Vielleicht lag es auch am Tagungsort, dass sich recht viele OMs zur Planungsrunde des kommenden Telegrafie-Fielddays eingefunden hatten. Es ging nämlich nach getaner Arbeit direkt nach „nebenan“ in das griechiche Restaurant am Sportplatz.

Unter der Leitung von Christofer wurden alle Fragen mit Unterstützung eines Fotos vom Gelände in A0 Größe besprochen und die Standorte der Antennen, Zelte und Wohnwagen festgelegt. Was brauchen wir sonst noch, wer übernimmt welche Vorbereitungen, alles wurde angesprochen. Nun kann der Fieldday kommen. Den Zeitplan findet ihr in Kürze hier auf der Seite bzw. im neuen Holzturmblättche.

Antennen-Team baut ab

Das kann man so oder so lesen, aber in Wirklichkeit haben sich Christofer, DK2CL, Jens, DO8JD und Wolfgang, DF7PN, am Samstagvormittag getroffen, um den längst ausstehenden Antennen-Rückbau durchzuführen. Auf dem Grundstück unseres verstorbenen Mitglieds Frank Elsner in Gonsenheim war noch ein Kurzwellen-Beam sowie ein Dipol zu demontieren und eine 5 Meter lange UKW Antenne einzuholen. Für alles zusammen samt entfernen der innen und außenliegenden Koaxial-Kabel haben wir 3 Stunden benötigt. Naja, ein Abbau geht halt immer schneller.
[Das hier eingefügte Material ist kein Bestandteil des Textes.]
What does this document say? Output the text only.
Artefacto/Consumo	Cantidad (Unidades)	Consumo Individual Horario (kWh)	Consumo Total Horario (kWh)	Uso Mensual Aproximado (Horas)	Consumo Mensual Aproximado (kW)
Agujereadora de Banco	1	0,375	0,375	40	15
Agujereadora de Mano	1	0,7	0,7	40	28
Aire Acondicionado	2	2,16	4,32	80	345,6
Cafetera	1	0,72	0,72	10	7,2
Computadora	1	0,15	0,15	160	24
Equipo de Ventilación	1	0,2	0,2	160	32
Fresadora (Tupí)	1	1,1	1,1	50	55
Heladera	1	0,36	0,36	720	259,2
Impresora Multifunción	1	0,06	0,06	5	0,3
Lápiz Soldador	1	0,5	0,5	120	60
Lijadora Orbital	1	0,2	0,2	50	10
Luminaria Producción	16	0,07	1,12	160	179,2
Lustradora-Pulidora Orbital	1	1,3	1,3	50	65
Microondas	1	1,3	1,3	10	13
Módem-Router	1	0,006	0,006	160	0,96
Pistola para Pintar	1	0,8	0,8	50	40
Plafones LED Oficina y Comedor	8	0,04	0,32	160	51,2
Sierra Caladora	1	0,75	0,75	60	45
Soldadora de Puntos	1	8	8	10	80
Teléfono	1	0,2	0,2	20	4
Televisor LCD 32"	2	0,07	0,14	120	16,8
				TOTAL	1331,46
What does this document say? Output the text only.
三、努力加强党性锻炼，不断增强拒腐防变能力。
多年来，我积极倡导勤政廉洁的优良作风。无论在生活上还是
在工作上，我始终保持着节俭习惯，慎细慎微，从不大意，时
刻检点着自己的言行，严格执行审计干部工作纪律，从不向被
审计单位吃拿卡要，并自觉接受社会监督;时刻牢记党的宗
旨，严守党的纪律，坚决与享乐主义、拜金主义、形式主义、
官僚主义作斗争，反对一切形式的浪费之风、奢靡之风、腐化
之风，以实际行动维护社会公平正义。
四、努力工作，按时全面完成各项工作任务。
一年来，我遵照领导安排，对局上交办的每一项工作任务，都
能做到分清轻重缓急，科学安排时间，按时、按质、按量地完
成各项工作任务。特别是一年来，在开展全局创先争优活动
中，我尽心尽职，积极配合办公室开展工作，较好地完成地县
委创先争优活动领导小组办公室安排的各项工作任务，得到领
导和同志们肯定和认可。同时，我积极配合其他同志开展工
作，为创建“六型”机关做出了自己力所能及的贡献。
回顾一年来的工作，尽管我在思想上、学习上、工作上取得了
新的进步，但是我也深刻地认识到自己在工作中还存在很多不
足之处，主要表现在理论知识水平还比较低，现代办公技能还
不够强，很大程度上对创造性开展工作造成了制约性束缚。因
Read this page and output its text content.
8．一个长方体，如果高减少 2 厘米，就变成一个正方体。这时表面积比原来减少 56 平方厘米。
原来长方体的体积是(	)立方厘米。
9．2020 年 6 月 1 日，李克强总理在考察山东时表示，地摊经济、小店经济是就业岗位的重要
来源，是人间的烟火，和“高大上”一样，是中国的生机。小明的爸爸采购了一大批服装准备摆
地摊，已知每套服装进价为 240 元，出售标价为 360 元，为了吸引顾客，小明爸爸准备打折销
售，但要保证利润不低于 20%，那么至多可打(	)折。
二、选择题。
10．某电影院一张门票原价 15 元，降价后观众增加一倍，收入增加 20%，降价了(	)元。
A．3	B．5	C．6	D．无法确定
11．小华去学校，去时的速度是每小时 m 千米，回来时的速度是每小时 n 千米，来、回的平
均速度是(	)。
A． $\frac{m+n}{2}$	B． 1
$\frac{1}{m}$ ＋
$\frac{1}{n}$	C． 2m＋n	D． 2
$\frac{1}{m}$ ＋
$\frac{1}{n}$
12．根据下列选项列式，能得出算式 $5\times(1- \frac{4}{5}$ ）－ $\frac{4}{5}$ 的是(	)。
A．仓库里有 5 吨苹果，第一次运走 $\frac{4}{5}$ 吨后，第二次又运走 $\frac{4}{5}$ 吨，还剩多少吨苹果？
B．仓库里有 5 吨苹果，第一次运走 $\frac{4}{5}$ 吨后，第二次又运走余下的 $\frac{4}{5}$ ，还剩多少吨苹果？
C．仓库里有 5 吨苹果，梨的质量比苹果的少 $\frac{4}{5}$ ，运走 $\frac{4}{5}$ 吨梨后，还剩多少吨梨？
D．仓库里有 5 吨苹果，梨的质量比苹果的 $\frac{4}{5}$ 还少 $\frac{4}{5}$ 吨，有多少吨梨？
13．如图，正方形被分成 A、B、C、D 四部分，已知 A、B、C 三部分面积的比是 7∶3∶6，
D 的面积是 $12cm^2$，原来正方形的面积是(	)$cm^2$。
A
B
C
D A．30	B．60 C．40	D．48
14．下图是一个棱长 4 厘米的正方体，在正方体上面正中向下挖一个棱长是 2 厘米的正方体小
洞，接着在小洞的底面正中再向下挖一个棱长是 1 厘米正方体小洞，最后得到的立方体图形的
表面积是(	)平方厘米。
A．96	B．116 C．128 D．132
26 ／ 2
Hier ein paar Fotos von unserer künstlerischen Darbietung auf der hohen 3 geschossigen alten Villa.

Hoch oben und noch ein steiles Dach.

Beam ist zerlegt, jetzt kommt der Rotor noch ab

Die Ausbeute

TP2CE – Wunschtraum vieler DXpeditionen

Zum Vortrag am Freitag, dem 21.04.2017 von Dieter, DK5PZ, kamen wieder interessierte OMs in den Clubraum der Mainzer Funkamateure. Dieter plauderte zunächst über ein paar Internas zu der 2008 stattgefundenen „Expedition“ zur Amateurfunkgruppe des Europaparlaments in Straßburg. So konnten wir erfahren, dass damals schon strenge Sicherheitsauflagen überwunden werden mussten, damit die Bundeswehr-Amateurfunkgruppe aus Daun dort für 2 Tage an den Stationen mit den Sonderrufzeichen TP2CE und TP3CE funken durften. Aktuell wäre dies undenkbar und ist auch nicht möglich.